Former officials on the receiving end of FBI probes have included former FBI director James Comey, former national security adviser John Bolton, and New York Attorney General Letitia James, among many others. Patel personally authorised January’s raid on an election office in Fulton County, Georgia, where agents filched 700 boxes of 2020 election ballots in Trump’s continuing efforts to prove Biden never legitimately won the presidency.
But, Patel himself now stands facing burgeoning accusations of personal misconduct in office. For months, reports have alleged the FBI Director has continually misused the Bureau’s executive jets to ferry him and his girlfriend to non-essential events worldwide.
In February, he traveled to the Winter Olympics where he was filmed engaged in boisterous, beer-chugging celebrations of the US ice hockey team’s gold medal win, with the Bureau insisting he was engaged in long-planned official business that just happened to coincide with finals. (One of Patel’s earlier engagements in Washington DC was volunteering as an assistant ice hockey coach at one of the city’s leading state schools).
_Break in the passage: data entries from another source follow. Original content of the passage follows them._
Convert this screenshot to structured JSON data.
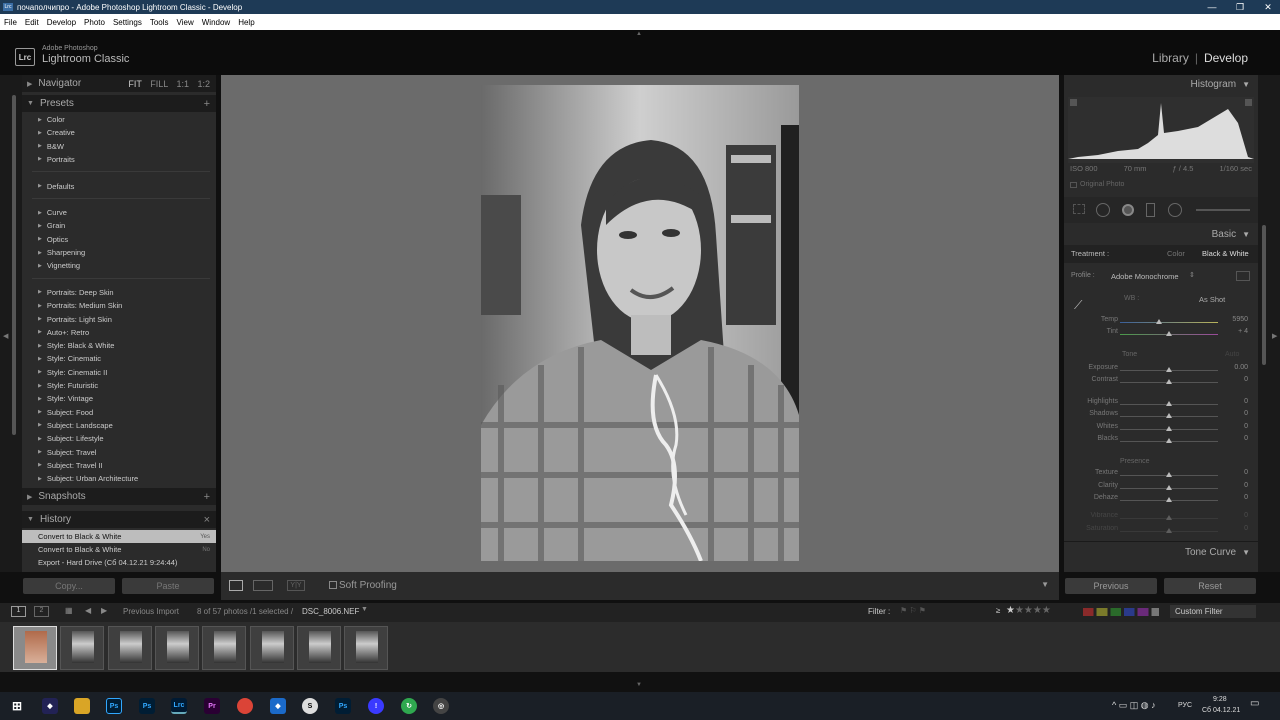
{
  "window": {
    "title": "почаполчипро - Adobe Photoshop Lightroom Classic - Develop",
    "app_badge": "Lrc",
    "minimize": "—",
    "restore": "❐",
    "close": "✕"
  },
  "menu": [
    "File",
    "Edit",
    "Develop",
    "Photo",
    "Settings",
    "Tools",
    "View",
    "Window",
    "Help"
  ],
  "identity": {
    "logo": "Lrc",
    "line1": "Adobe Photoshop",
    "line2": "Lightroom Classic",
    "modules": [
      "Library",
      "Develop"
    ],
    "separator": "|",
    "active_module": "Develop"
  },
  "navigator": {
    "title": "Navigator",
    "zoom": [
      "FIT",
      "FILL",
      "1:1",
      "1:2"
    ]
  },
  "presets": {
    "title": "Presets",
    "groups": [
      [
        "Color",
        "Creative",
        "B&W",
        "Portraits"
      ],
      [
        "Defaults"
      ],
      [
        "Curve",
        "Grain",
        "Optics",
        "Sharpening",
        "Vignetting"
      ],
      [
        "Portraits: Deep Skin",
        "Portraits: Medium Skin",
        "Portraits: Light Skin",
        "Auto+: Retro",
        "Style: Black & White",
        "Style: Cinematic",
        "Style: Cinematic II",
        "Style: Futuristic",
        "Style: Vintage",
        "Subject: Food",
        "Subject: Landscape",
        "Subject: Lifestyle",
        "Subject: Travel",
        "Subject: Travel II",
        "Subject: Urban Architecture"
      ]
    ]
  },
  "snapshots": {
    "title": "Snapshots",
    "add": "+"
  },
  "history": {
    "title": "History",
    "close": "×",
    "items": [
      {
        "label": "Convert to Black & White",
        "value": "Yes",
        "selected": true
      },
      {
        "label": "Convert to Black & White",
        "value": "No",
        "selected": false
      },
      {
        "label": "Export - Hard Drive (Сб 04.12.21 9:24:44)",
        "value": "",
        "selected": false
      }
    ]
  },
  "left_buttons": {
    "copy": "Copy...",
    "paste": "Paste"
  },
  "toolbar": {
    "soft_proofing": "Soft Proofing"
  },
  "histogram": {
    "title": "Histogram",
    "iso": "ISO 800",
    "focal": "70 mm",
    "aperture": "ƒ / 4.5",
    "shutter": "1/160 sec",
    "original_photo": "Original Photo"
  },
  "basic": {
    "title": "Basic",
    "treatment_label": "Treatment :",
    "treatment_options": [
      "Color",
      "Black & White"
    ],
    "treatment_selected": "Black & White",
    "profile_label": "Profile :",
    "profile_value": "Adobe Monochrome",
    "wb_label": "WB :",
    "wb_value": "As Shot",
    "tone_label": "Tone",
    "tone_auto": "Auto",
    "presence_label": "Presence",
    "sliders": [
      {
        "label": "Temp",
        "value": "5950",
        "pos": 0.4
      },
      {
        "label": "Tint",
        "value": "+ 4",
        "pos": 0.5
      },
      {
        "label": "Exposure",
        "value": "0.00",
        "pos": 0.5
      },
      {
        "label": "Contrast",
        "value": "0",
        "pos": 0.5
      },
      {
        "label": "Highlights",
        "value": "0",
        "pos": 0.5
      },
      {
        "label": "Shadows",
        "value": "0",
        "pos": 0.5
      },
      {
        "label": "Whites",
        "value": "0",
        "pos": 0.5
      },
      {
        "label": "Blacks",
        "value": "0",
        "pos": 0.5
      },
      {
        "label": "Texture",
        "value": "0",
        "pos": 0.5
      },
      {
        "label": "Clarity",
        "value": "0",
        "pos": 0.5
      },
      {
        "label": "Dehaze",
        "value": "0",
        "pos": 0.5
      },
      {
        "label": "Vibrance",
        "value": "0",
        "pos": 0.5
      },
      {
        "label": "Saturation",
        "value": "0",
        "pos": 0.5
      }
    ]
  },
  "tone_curve": {
    "title": "Tone Curve"
  },
  "right_buttons": {
    "previous": "Previous",
    "reset": "Reset"
  },
  "filmbar": {
    "view1": "1",
    "view2": "2",
    "source": "Previous Import",
    "count": "8 of 57 photos /1 selected /",
    "filename": "DSC_8006.NEF",
    "filter_label": "Filter :",
    "custom_filter": "Custom Filter",
    "rating_op": "≥"
  },
  "filmstrip": {
    "count": 8
  },
  "taskbar": {
    "lang": "РУС",
    "time": "9:28",
    "date": "Сб 04.12.21"
  }
}
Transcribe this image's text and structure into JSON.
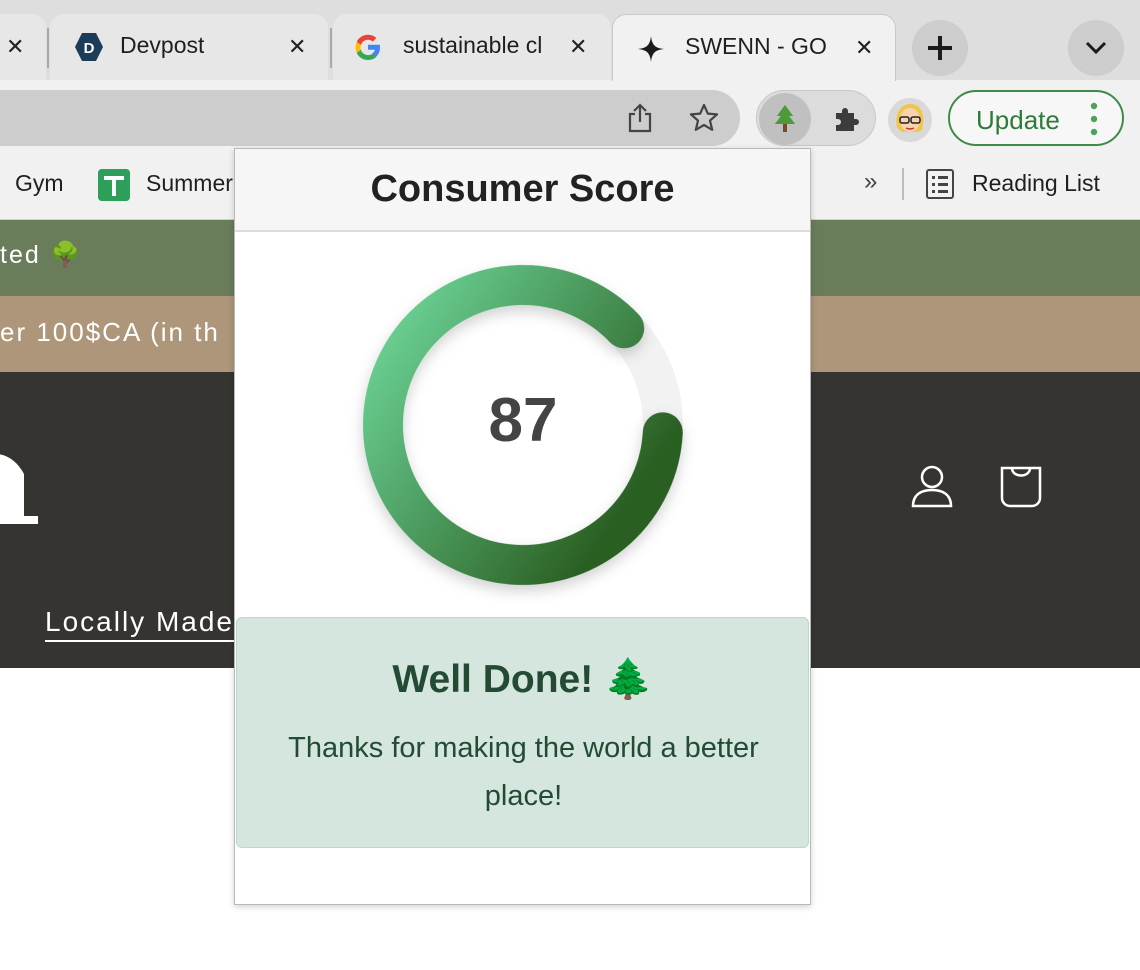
{
  "browser": {
    "tabs": [
      {
        "title": "",
        "icon": "unknown-favicon"
      },
      {
        "title": "Devpost",
        "icon": "devpost-icon"
      },
      {
        "title": "sustainable cl",
        "icon": "google-icon"
      },
      {
        "title": "SWENN - GO",
        "icon": "sparkle-icon"
      }
    ],
    "update_label": "Update",
    "bookmarks": [
      {
        "label": "Gym"
      },
      {
        "label": "Summer",
        "icon": "sheets-icon"
      }
    ],
    "more_bookmarks": "»",
    "reading_list_label": "Reading List"
  },
  "page": {
    "banner_green_text": "ted 🌳",
    "banner_tan_text": "er 100$CA (in th",
    "nav_link": "Locally Made",
    "colors": {
      "banner_green": "#697d5b",
      "banner_tan": "#ad9679",
      "header_dark": "#363431"
    }
  },
  "popup": {
    "title": "Consumer Score",
    "score": "87",
    "score_value": 87,
    "score_max": 100,
    "alert_title": "Well Done! 🌲",
    "alert_body": "Thanks for making the world a better place!",
    "colors": {
      "gauge_start": "#6fd89b",
      "gauge_end": "#2a5e22",
      "alert_bg": "#d4e6de",
      "alert_text": "#234b34"
    }
  }
}
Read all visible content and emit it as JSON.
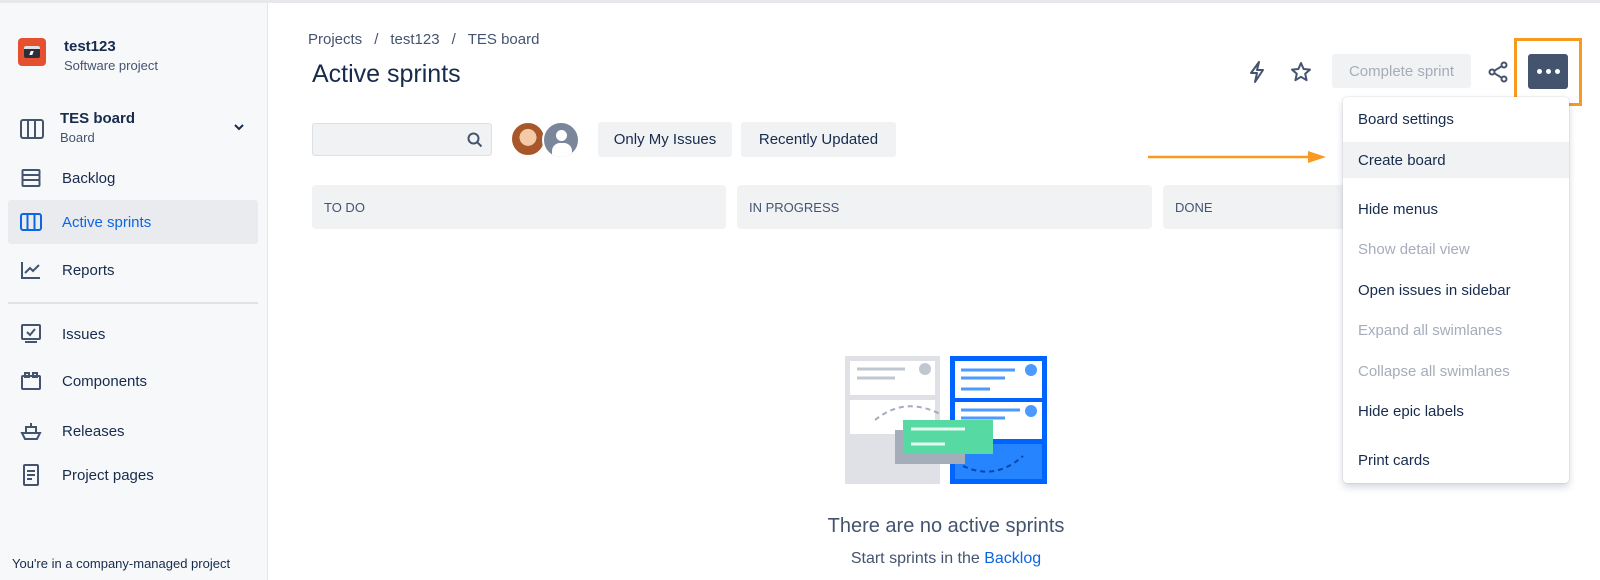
{
  "project": {
    "name": "test123",
    "type": "Software project"
  },
  "board_selector": {
    "name": "TES board",
    "subtitle": "Board"
  },
  "nav": {
    "backlog": "Backlog",
    "active_sprints": "Active sprints",
    "reports": "Reports",
    "issues": "Issues",
    "components": "Components",
    "releases": "Releases",
    "project_pages": "Project pages"
  },
  "sidebar_footer": "You're in a company-managed project",
  "breadcrumb": {
    "item1": "Projects",
    "sep": "/",
    "item2": "test123",
    "item3": "TES board"
  },
  "page_title": "Active sprints",
  "toolbar": {
    "complete_sprint": "Complete sprint"
  },
  "filters": {
    "only_my_issues": "Only My Issues",
    "recently_updated": "Recently Updated"
  },
  "columns": {
    "todo": "TO DO",
    "in_progress": "IN PROGRESS",
    "done": "DONE"
  },
  "empty_state": {
    "title": "There are no active sprints",
    "subtitle_prefix": "Start sprints in the",
    "subtitle_link": "Backlog"
  },
  "menu": {
    "board_settings": "Board settings",
    "create_board": "Create board",
    "hide_menus": "Hide menus",
    "show_detail_view": "Show detail view",
    "open_issues_in_sidebar": "Open issues in sidebar",
    "expand_all_swimlanes": "Expand all swimlanes",
    "collapse_all_swimlanes": "Collapse all swimlanes",
    "hide_epic_labels": "Hide epic labels",
    "print_cards": "Print cards"
  },
  "colors": {
    "accent": "#0c66e4",
    "highlight": "#f79a1f",
    "more_button": "#44546f"
  }
}
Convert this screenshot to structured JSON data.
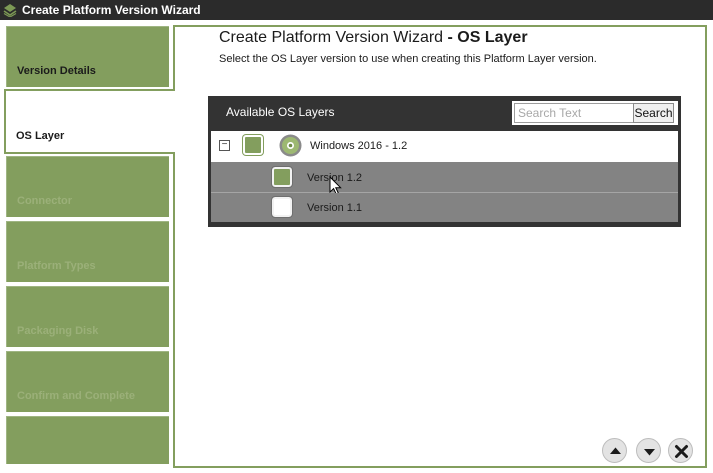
{
  "window": {
    "title": "Create Platform Version Wizard"
  },
  "steps": [
    {
      "label": "Version Details",
      "state": "done"
    },
    {
      "label": "OS Layer",
      "state": "active"
    },
    {
      "label": "Connector",
      "state": "disabled"
    },
    {
      "label": "Platform Types",
      "state": "disabled"
    },
    {
      "label": "Packaging Disk",
      "state": "disabled"
    },
    {
      "label": "Confirm and Complete",
      "state": "disabled"
    },
    {
      "label": "",
      "state": "done"
    }
  ],
  "main": {
    "title_prefix": "Create Platform Version Wizard",
    "title_suffix": " - OS Layer",
    "subtitle": "Select the OS Layer version to use when creating this Platform Layer version."
  },
  "layers": {
    "title": "Available OS Layers",
    "search_placeholder": "Search Text",
    "search_button": "Search",
    "parent": {
      "name": "Windows 2016 - 1.2",
      "checked": true
    },
    "versions": [
      {
        "name": "Version 1.2",
        "checked": true
      },
      {
        "name": "Version 1.1",
        "checked": false
      }
    ]
  },
  "colors": {
    "accent": "#839e5e",
    "titlebar": "#2b2b2b",
    "table_header": "#333333",
    "row_gray": "#838383"
  },
  "icons": {
    "title": "wizard-app-icon",
    "parent": "disc-icon",
    "nav": [
      "arrow-up-icon",
      "arrow-down-icon",
      "close-icon"
    ]
  }
}
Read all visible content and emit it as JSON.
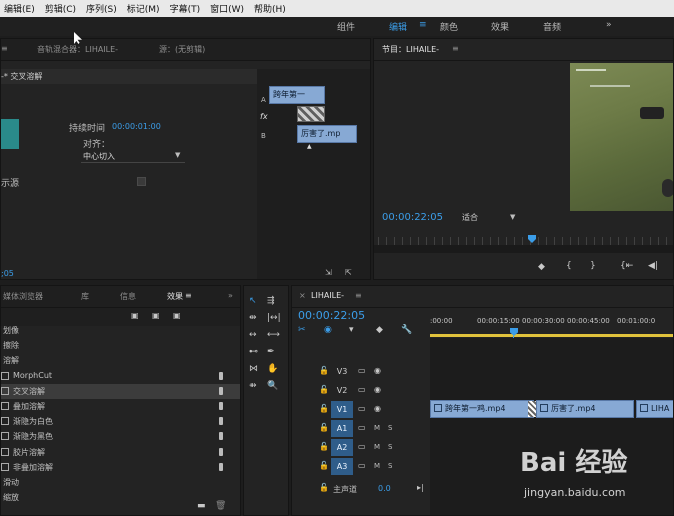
{
  "menu": [
    "编辑(E)",
    "剪辑(C)",
    "序列(S)",
    "标记(M)",
    "字幕(T)",
    "窗口(W)",
    "帮助(H)"
  ],
  "workspaces": [
    {
      "label": "组件",
      "active": false
    },
    {
      "label": "编辑",
      "active": true
    },
    {
      "label": "颜色",
      "active": false
    },
    {
      "label": "效果",
      "active": false
    },
    {
      "label": "音频",
      "active": false
    }
  ],
  "workspace_more": "»",
  "effect_controls": {
    "tabs": [
      "音轨混合器：LIHAILE-",
      "源：(无剪辑)"
    ],
    "header": "-* 交叉溶解",
    "duration_label": "持续时间",
    "duration_value": "00:00:01:00",
    "align_label": "对齐：",
    "align_value": "中心切入",
    "source_label": "示源",
    "clip_a": "跨年第一",
    "clip_b": "厉害了.mp",
    "track_a": "A",
    "track_b": "B",
    "fx": "fx",
    "footer_time": ";05"
  },
  "program": {
    "title": "节目：LIHAILE-",
    "timecode": "00:00:22:05",
    "fit_label": "适合"
  },
  "effects_panel": {
    "tabs": [
      {
        "label": "媒体浏览器",
        "active": false
      },
      {
        "label": "库",
        "active": false
      },
      {
        "label": "信息",
        "active": false
      },
      {
        "label": "效果",
        "active": true
      }
    ],
    "items": [
      {
        "label": "划像",
        "indent": 0,
        "selected": false,
        "icon": false
      },
      {
        "label": "擦除",
        "indent": 0,
        "selected": false,
        "icon": false
      },
      {
        "label": "溶解",
        "indent": 0,
        "selected": false,
        "icon": false
      },
      {
        "label": "MorphCut",
        "indent": 1,
        "selected": false,
        "icon": true
      },
      {
        "label": "交叉溶解",
        "indent": 1,
        "selected": true,
        "icon": true
      },
      {
        "label": "叠加溶解",
        "indent": 1,
        "selected": false,
        "icon": true
      },
      {
        "label": "渐隐为白色",
        "indent": 1,
        "selected": false,
        "icon": true
      },
      {
        "label": "渐隐为黑色",
        "indent": 1,
        "selected": false,
        "icon": true
      },
      {
        "label": "胶片溶解",
        "indent": 1,
        "selected": false,
        "icon": true
      },
      {
        "label": "非叠加溶解",
        "indent": 1,
        "selected": false,
        "icon": true
      },
      {
        "label": "滑动",
        "indent": 0,
        "selected": false,
        "icon": false
      },
      {
        "label": "缩放",
        "indent": 0,
        "selected": false,
        "icon": false
      }
    ]
  },
  "timeline": {
    "title": "LIHAILE-",
    "timecode": "00:00:22:05",
    "ruler": [
      ":00:00",
      "00:00:15:00",
      "00:00:30:00",
      "00:00:45:00",
      "00:01:00:0"
    ],
    "tracks": [
      {
        "name": "V3",
        "type": "video",
        "on": false
      },
      {
        "name": "V2",
        "type": "video",
        "on": false
      },
      {
        "name": "V1",
        "type": "video",
        "on": true
      },
      {
        "name": "A1",
        "type": "audio",
        "on": true
      },
      {
        "name": "A2",
        "type": "audio",
        "on": true
      },
      {
        "name": "A3",
        "type": "audio",
        "on": true
      }
    ],
    "master_label": "主声道",
    "master_value": "0.0",
    "clips": [
      "跨年第一鸡.mp4",
      "厉害了.mp4",
      "LIHA"
    ],
    "mute": "M",
    "solo": "S"
  },
  "watermark": {
    "text": "Bai 经验",
    "url": "jingyan.baidu.com"
  },
  "colors": {
    "accent": "#3b9de8",
    "clip": "#87a9d4",
    "panel": "#232323"
  }
}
When Turning Point USA founder Charlie Kirk was assassinated last September, Patel was accused of a series of missteps, including announcing on social media that his agents had detained a suspect in the slaying when they had not. It was later reported that the Director was in New York dining at the exclusive restaurant Rao’s while the search for Kirk’s alleged killer continued.
Patel was criticised for his handling of the assassination of right-wing influencer Charlie Kirk (Photo: J Scott Applewhite/AP)Senator Dick Durbin, the top Democrat on the Judiciary Committee, accused Patel of being “so anxious to take credit for finding Mr. Kirk’s assassin that he violated one of the basics of effective law enforcement: at critical stages of the investigation, shut up and let the professionals do their job”.
The Atlantic article is now seen by many in Washington as the last nail in Patel’s political coffin. Trump is widely expected to defenestrate the FBI Director within days. Indeed, the report suggests that Patel “is deeply concerned his job is in jeopardy” and “has good reasons to think so”.
Those reasons include fears that the FBI Director’s alleged conduct may even pose a national security risk to the Trump administration. Last month, hackers from Handala, a hacking group with ties to Iran, broke into Patel’s personal e-mail account and published years of his e-mails and photos online. The images included a shot of Patel holding a large of bottle of rum, a snap that may no longer look as anodyne as it did when it first entered the public domain.
Patel’s woes also raise questions for the Prime Minister. The UK Government shares intelligence on a routine basis with the US, remains a member of the “Five Eyes” intelligence sharing alliance, and may be pondering how much longer it can trust Britain’s secrets with an FBI Director now facing serious and growing allegations against him.
As Trump spent the weekend in the Oval Office, Washington reporters were regularly checking his social media feed for any word about Patel’s future. It appears to be untenable.
Like former homeland security secretary Kristi Noem and former attorney general Pam Bondi, the FBI Director’s usefulness to the President may have passed its expiry date.